À vítima de violência doméstica, titular do bem jurídico lesado ou ameaçado de lesão, o Estado coloca a seu favor um conjunto de meios tutelares, exclusivos, de que pode lançar mão de forma imediata, são eles:
1. Prioridade e celeridade no atendimento.
A vítima de violência doméstica, no memento em que efectua a queixa, goza da preferência no atendimento para a obtenção de provas, pelas autoridades competentes, e, estes, devem ser céleres para que o processo de instrução seja o mais curto possível.

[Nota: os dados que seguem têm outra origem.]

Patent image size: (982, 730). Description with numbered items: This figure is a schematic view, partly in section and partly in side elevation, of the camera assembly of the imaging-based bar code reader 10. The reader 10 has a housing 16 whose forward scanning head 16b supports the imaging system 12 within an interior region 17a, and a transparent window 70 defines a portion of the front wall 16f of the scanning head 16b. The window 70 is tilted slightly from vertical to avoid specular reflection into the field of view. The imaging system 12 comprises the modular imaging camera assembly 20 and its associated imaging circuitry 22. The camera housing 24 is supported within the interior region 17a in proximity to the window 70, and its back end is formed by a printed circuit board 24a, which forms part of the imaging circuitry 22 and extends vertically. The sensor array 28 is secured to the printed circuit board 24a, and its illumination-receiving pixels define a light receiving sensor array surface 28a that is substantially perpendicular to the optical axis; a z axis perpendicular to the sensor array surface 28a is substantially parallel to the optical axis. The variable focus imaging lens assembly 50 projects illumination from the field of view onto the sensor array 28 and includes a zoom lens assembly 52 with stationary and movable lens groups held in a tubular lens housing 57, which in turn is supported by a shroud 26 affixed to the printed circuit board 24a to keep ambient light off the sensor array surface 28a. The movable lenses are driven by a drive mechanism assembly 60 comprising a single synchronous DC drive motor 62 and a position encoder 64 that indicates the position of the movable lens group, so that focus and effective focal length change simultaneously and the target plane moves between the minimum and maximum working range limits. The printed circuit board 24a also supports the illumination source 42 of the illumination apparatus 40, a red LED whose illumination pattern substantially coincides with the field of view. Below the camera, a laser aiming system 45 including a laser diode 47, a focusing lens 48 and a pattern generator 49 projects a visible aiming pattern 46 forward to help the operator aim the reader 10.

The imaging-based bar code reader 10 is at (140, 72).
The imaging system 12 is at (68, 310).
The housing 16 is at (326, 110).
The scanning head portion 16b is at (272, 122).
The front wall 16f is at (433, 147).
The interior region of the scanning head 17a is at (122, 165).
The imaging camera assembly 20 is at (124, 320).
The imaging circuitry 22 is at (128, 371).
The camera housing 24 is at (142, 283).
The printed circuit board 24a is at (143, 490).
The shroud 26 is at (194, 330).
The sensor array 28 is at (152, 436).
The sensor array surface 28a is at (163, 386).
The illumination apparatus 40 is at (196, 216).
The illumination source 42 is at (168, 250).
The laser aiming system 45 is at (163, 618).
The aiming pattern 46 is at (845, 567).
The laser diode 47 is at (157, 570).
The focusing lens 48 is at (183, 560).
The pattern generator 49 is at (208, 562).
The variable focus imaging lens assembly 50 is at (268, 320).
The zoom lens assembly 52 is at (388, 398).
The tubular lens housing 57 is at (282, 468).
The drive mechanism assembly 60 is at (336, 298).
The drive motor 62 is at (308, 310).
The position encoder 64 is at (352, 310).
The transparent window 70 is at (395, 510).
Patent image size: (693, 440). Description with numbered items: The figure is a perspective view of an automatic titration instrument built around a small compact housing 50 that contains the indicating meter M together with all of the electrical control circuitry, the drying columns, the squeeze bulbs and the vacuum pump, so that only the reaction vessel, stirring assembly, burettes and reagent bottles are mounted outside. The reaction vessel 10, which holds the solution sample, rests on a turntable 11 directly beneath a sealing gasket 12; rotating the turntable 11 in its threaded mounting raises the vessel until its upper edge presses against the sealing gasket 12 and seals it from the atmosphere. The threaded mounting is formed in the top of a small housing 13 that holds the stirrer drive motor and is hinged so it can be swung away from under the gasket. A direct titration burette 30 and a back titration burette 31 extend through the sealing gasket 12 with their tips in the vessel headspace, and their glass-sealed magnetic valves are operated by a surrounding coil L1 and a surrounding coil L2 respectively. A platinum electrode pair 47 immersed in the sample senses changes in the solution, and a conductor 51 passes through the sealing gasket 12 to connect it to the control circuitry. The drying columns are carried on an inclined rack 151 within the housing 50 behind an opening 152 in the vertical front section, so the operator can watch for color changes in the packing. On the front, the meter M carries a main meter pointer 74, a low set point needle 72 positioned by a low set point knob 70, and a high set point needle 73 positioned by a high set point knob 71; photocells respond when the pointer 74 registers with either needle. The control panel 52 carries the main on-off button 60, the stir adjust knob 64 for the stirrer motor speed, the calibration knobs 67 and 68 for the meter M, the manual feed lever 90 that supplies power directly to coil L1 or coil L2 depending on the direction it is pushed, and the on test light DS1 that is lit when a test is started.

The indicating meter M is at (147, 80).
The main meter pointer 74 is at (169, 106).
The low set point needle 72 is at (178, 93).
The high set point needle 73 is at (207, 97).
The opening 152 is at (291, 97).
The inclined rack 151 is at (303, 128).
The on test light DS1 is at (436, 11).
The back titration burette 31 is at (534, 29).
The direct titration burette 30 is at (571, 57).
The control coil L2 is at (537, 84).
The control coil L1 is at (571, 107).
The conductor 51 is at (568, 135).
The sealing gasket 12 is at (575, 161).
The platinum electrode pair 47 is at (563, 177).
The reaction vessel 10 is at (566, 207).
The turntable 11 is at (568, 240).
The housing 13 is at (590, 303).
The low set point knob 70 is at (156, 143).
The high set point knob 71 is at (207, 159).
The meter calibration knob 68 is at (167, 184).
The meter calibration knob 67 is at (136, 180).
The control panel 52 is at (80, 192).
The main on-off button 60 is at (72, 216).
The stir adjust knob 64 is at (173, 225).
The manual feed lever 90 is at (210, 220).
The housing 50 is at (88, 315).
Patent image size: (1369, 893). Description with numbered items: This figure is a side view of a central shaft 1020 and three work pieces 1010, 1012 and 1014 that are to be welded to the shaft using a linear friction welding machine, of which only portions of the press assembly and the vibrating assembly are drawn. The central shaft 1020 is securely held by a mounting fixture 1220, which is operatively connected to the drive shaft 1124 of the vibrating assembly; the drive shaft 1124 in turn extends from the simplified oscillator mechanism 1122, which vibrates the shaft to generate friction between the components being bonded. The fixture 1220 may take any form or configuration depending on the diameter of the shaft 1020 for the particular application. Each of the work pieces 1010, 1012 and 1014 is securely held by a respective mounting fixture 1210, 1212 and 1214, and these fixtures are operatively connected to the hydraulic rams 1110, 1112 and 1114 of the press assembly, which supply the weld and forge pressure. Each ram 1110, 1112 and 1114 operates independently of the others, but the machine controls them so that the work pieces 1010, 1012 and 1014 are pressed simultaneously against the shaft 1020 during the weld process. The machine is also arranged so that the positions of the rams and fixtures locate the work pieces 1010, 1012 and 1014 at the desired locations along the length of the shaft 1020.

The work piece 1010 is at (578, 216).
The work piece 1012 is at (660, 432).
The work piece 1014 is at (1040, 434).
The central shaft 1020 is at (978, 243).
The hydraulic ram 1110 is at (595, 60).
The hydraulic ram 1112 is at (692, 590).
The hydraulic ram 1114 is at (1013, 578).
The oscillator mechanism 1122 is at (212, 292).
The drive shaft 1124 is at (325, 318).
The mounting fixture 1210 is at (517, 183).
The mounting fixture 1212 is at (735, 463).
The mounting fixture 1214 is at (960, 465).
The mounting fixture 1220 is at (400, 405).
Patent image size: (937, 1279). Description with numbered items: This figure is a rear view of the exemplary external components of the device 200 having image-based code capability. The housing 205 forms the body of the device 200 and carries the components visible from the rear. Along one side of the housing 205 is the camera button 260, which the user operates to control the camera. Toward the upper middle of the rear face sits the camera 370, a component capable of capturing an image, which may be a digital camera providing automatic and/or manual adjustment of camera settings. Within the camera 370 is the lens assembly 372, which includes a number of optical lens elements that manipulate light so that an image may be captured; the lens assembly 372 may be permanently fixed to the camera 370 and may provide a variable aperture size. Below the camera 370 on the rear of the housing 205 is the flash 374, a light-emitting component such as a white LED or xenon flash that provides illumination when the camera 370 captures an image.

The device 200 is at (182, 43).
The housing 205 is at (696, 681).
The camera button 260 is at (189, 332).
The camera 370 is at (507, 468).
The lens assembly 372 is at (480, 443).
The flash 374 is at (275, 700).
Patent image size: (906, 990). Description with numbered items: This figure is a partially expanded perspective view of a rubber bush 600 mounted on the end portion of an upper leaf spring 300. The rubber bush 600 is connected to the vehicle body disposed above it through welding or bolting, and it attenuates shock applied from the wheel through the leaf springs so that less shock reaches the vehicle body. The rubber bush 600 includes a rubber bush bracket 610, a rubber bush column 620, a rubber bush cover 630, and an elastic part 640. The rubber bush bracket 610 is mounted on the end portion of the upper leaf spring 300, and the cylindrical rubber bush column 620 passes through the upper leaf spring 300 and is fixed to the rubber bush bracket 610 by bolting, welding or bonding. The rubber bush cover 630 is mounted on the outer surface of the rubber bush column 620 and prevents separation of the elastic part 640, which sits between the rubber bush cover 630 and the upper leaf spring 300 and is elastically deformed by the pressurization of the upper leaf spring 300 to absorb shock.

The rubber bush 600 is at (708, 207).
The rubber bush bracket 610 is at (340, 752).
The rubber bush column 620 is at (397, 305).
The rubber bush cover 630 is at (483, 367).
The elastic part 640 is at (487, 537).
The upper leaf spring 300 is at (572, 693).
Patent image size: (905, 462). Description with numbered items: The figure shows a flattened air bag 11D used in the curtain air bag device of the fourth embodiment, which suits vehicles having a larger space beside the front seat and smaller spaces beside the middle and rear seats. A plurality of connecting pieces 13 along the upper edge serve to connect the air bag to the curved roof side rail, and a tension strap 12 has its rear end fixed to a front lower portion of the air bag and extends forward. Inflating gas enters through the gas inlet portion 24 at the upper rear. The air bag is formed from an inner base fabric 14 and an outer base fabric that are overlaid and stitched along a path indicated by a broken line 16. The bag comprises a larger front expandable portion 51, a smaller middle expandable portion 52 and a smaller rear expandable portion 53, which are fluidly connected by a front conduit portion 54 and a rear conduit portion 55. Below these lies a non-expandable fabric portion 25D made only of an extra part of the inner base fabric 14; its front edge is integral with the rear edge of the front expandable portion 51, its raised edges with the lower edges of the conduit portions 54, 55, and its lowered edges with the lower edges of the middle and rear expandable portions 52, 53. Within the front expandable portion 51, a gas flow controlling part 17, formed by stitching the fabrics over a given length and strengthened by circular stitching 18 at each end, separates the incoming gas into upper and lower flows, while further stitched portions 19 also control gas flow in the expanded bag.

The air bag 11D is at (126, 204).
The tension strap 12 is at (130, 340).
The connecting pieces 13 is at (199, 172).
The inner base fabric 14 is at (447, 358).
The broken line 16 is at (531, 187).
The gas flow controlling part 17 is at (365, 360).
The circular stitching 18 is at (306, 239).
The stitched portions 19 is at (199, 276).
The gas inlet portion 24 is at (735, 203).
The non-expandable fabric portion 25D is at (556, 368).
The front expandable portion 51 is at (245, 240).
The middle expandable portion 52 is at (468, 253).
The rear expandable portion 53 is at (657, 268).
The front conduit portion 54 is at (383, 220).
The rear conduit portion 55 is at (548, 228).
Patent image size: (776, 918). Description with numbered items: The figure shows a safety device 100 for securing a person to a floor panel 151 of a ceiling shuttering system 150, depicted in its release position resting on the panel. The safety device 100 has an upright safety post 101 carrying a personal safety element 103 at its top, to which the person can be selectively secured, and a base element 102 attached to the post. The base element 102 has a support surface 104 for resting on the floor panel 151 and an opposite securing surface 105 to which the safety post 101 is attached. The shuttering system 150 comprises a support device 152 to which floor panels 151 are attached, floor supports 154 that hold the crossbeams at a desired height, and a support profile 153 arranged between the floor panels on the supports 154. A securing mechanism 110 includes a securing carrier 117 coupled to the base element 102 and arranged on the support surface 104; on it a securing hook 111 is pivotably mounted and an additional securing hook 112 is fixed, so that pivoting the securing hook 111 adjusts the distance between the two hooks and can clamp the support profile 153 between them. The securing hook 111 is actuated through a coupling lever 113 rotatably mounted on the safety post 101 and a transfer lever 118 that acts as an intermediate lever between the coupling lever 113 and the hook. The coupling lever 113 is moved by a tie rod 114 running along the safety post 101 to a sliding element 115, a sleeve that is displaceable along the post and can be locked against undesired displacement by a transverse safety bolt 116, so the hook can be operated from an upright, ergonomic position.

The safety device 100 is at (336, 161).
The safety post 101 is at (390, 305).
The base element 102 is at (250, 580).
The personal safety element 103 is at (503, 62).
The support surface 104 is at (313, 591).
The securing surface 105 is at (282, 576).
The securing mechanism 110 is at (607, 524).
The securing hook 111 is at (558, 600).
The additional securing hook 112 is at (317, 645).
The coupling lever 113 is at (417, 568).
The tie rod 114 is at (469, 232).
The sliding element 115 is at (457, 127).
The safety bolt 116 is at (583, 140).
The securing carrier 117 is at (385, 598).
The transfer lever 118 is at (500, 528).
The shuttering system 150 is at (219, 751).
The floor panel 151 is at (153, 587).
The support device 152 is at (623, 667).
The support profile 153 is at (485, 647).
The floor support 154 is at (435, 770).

2. Afastamento do agressor da residência.
Sempre que a gravidade da situação justifique, pode o agressor, por injunção, ser afastado da residência.
3. Direito à indemnização.
À vítima de violência doméstica é reconhecido o direito a obter, do agressor, de forma célere, uma indemnização pelos danos sofridos.
4. Protecção dos bens.
Os bens pertencentes à vítima de que o agressor se tenha apossado contra a sua vontade devem ser, imediatamente, devolvidos após serem examinados pela autoridade competente.
5. Proteção a vítima, sua família ou às pessoas em situação equiparada.
Existindo ameaça séria de actos de vingança ou fortes indícios de que a sua privacidade seja gravemente perturbada, as autoridades competentes devem assegurar a proteção adequada destes.
6. Atendimento institucional, público ou privado, gratuito.
Para adquirir este privilégio é necessário ter o estatuto de vítima de violência doméstica e, para isso, basta instaurar o respectivo procedimento criminal pois esta qualidade adquire-se automaticamente.
7. Confidencialidade.
Toda informação obtida durante e após o processo, devem ser mantidos em sigilo afim de respeitar a privacidade, o bom-nome e a honra dos envolvidos nos actos de violência doméstica.